Steve Serby

Steve Serby

Sports

Cooney provides a shot in the arm for Syracuse

BUFFALO — You play for Syracuse, you know the deal. Adulation and hero worship when you are everything you were touted to be, moans and groans and outright derision when you lose your way and turn into a one-man gang that couldn’t shoot straight.

Welcome to Trevor Cooney’s world.

Cooney entered the NCAA Tournament mired in a horrific 18-for-72 slump from downtown. He happens to be the Orange’s only 3-point threat. Syracuse is probably little more than a Sweet 16 team if Cooney clangs ’em as John Starks did 20 springs ago in Game 7 against the Rockets. And they’re no lock Saturday if there is any way Dayton can summon the same fire and emotion it did for state rival Ohio State. When Cooney is on, he changes everything for the Orange.

“I’m from outside of Philadelphia — Delaware — so I listen to sports radio with those guys, and, I mean, Chase Utley might hit two home runs one game, and then he might go through a stretch where he doesn’t even get a hit,” Cooney said in a corner of the Syracuse locker room after the third-seeded Orange juiced 14th-seeded Western Michigan, 77-53. “Yeah, I mean they’re fans. I’m the same way, and you’re like, ‘All right Chase, let’s get a hit, let’s get a hit.’ It’s just how fans are. When you’re playing well, they’re going to be with you, and when you’re not playing well, they’re going to be pushing you to play well. That’s just how it is. That’s sports for you.”

It is the perfect attitude, the only attitude really, and undoubtedly a big reason why Cooney never stopped believing in himself, in his shot. He would make 4-of-8 from Andy Rautins Country on his way to a game-high 18 points in 27 minutes.
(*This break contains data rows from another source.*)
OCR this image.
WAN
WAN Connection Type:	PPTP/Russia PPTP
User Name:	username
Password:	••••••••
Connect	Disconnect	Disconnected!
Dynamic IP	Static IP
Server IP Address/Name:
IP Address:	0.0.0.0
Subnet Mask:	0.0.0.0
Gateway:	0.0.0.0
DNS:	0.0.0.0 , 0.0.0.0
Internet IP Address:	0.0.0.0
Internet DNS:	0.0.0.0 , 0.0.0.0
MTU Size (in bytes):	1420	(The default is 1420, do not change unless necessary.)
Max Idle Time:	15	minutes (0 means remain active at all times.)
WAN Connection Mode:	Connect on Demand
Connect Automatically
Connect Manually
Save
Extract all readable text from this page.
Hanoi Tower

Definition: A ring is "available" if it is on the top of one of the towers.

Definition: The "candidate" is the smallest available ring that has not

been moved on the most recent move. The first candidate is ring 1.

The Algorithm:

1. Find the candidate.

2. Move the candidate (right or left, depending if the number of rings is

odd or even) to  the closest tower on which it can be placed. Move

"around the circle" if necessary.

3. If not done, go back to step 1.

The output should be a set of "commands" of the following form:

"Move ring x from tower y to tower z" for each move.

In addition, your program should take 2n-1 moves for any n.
“Growing up, I’m still a huge J.J. Redick fan, and Ray Allen fan, and, I mean, you look at Ray Allen — when they made the finals in Boston, one of the games, there was one time … he went 0-for-8,” Cooney said. “And then he came back and he made six 3s the next day. To be a shooter, sometimes it’s tough. You go through stretches up and down. But at the end of the day, you just got to keep shooting and keep believing the next one’s going to fall for you. And if you treat it like that, you are going to get some good rolls, and you are going to shoot it better.”

What got Cooney going was an emphatically loud coaching lesson from an agitated Jim Boeheim after Cooney missed the first of his seven first-half 3s a little more than two minutes into the game.

“He just pulled me to the side. … He was talking about my form,” Cooney said. “He wanted me to go forward on the shot, and he’s right. When I’m more square going forward, it goes in, like I did with the other ones. So I’m glad he said it.”

A mere 44 seconds later, Cooney drilled his first 3, and the floodgates opened for him.

“He’s been in this business a long time,” Cooney said, and smiled. “He knows what he’s doing.”

Cooney’s right ankle had been a problem. Not Thursday.

“I wasn’t so mad with my shooting at all — it was a lot of times I let my shooting affect other parts of my game,” he said. “I wasn’t as energized as I was offensively or defensively, I wasn’t the leader that I wanted to be. You can’t let it affect you. And a lot of times the ball would just go in and out, in and out, in and out. That’s what’s frustrating sometimes. You just got to keep shooting and keep believing and good things will happen.”

In truth, Syracuse didn’t need the ridiculous home-crowd advantage it enjoyed. The Orange have precocious freshman point guard phenom Tyler Ennis and C.J. Fair and Jerami Grant and that intimidating 2-3 zone to stomp the jittery Broncos. But there is no question Orange Nation breathed a sigh of relief when Cooney awakened from his slumber.

“When I make shots, it opens up a lot of things for other people,” Cooney said.

Someone wanted to know whether Cooney thought the Orange had recaptured the swagger from their 25-0 start.

“It looked like it out there,” he said.